Int Urogynecol J Pelvic Floor Dysfunct. 2006 Feb;17(2):125-30. doi: 10.1007/s00192-005-1369-3. Epub 2005 Aug 4.
To compare the subjective and objective cure rates in women who underwent either the SPARC or the TVT midurethral sling for the treatment of stress urinary incontinence. This retrospective study included all 122 consecutive women undergoing a TVT or SPARC midurethral sling procedure for objective stress urinary incontinence between January 2000 and March 2003 at the Evanston Continence Center. Primary outcomes were subjective and objective stress incontinence cure rates. Subjects underwent multichannel urodynamics preoperatively and 14 weeks postoperatively, and stress testing at last follow-up. The two groups were compared using univariate and multivariate analyses. Seventy-three subjects underwent a TVT and 49 subjects had a SPARC procedure. There were no statistical differences in demographic factors between the two groups. Subjects undergoing SPARC were more likely to void by Valsalva effort. One hundred and seven women returned for objective postoperative evaluation after surgery. The TVT procedure was associated with higher subjective (86 vs. 60%, P = 0.001) and objective (95 vs. 70%, P < 0.001) stress incontinence cure rates. There was no difference between the TVT and SPARC groups in the resolution of subjective and objective urge urinary incontinence. TVT was associated with a higher stress urinary incontinence cure rate than SPARC in this retrospective study. As new midurethral sling products are introduced, prospective randomized controlled trials should be conducted to evaluate their relative efficacy and safety.
比较接受SPARC或经阴道无张力尿道中段吊带术(TVT)治疗压力性尿失禁的女性的主观和客观治愈率。这项回顾性研究纳入了2000年1月至2003年3月在埃文斯顿尿失禁中心连续接受TVT或SPARC尿道中段吊带术治疗真性压力性尿失禁的所有122名女性。主要结局指标为主观和客观压力性尿失禁治愈率。受试者在术前和术后14周接受多通道尿动力学检查,并在最后一次随访时进行压力测试。
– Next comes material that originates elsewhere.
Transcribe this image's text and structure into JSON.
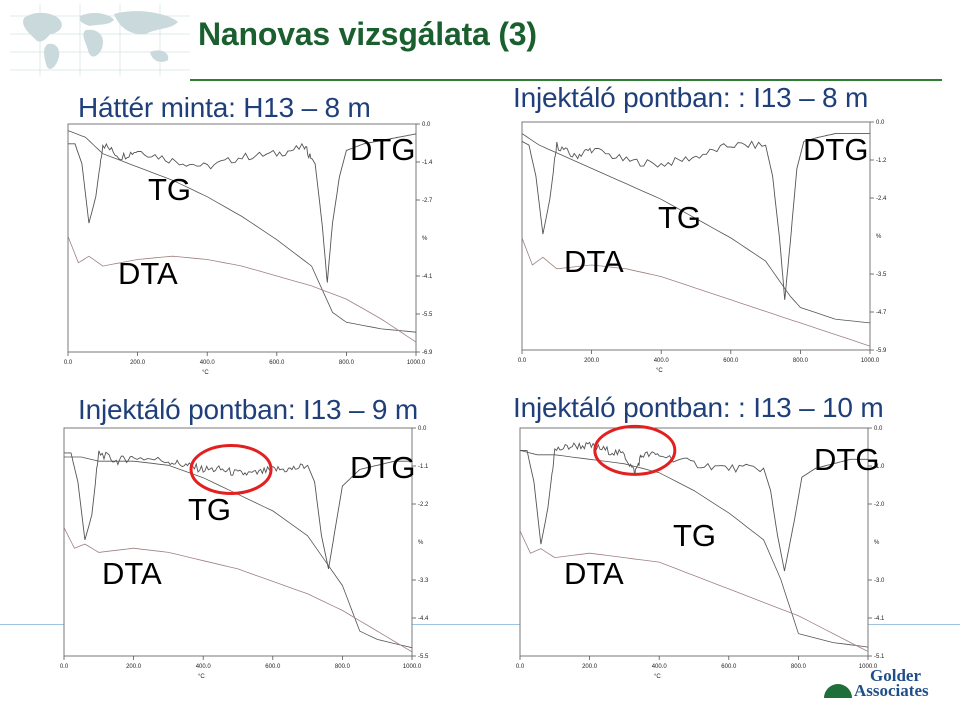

使用单因素和多因素分析对两组进行比较。73名受试者接受了TVT,49名受试者接受了SPARC手术。两组间人口统计学因素无统计学差异。接受SPARC手术的受试者更有可能通过瓦尔萨尔瓦手法排尿。107名女性在术后返回进行客观的术后评估。TVT手术的主观压力性尿失禁治愈率(86%对60%,P = 0.001)和客观治愈率(95%对70%,P < 0.001)更高。TVT组和SPARC组在主观和客观急迫性尿失禁的缓解方面没有差异。在这项回顾性研究中,TVT的压力性尿失禁治愈率高于SPARC。随着新的尿道中段吊带产品的推出,应进行前瞻性随机对照试验以评估它们的相对疗效和安全性。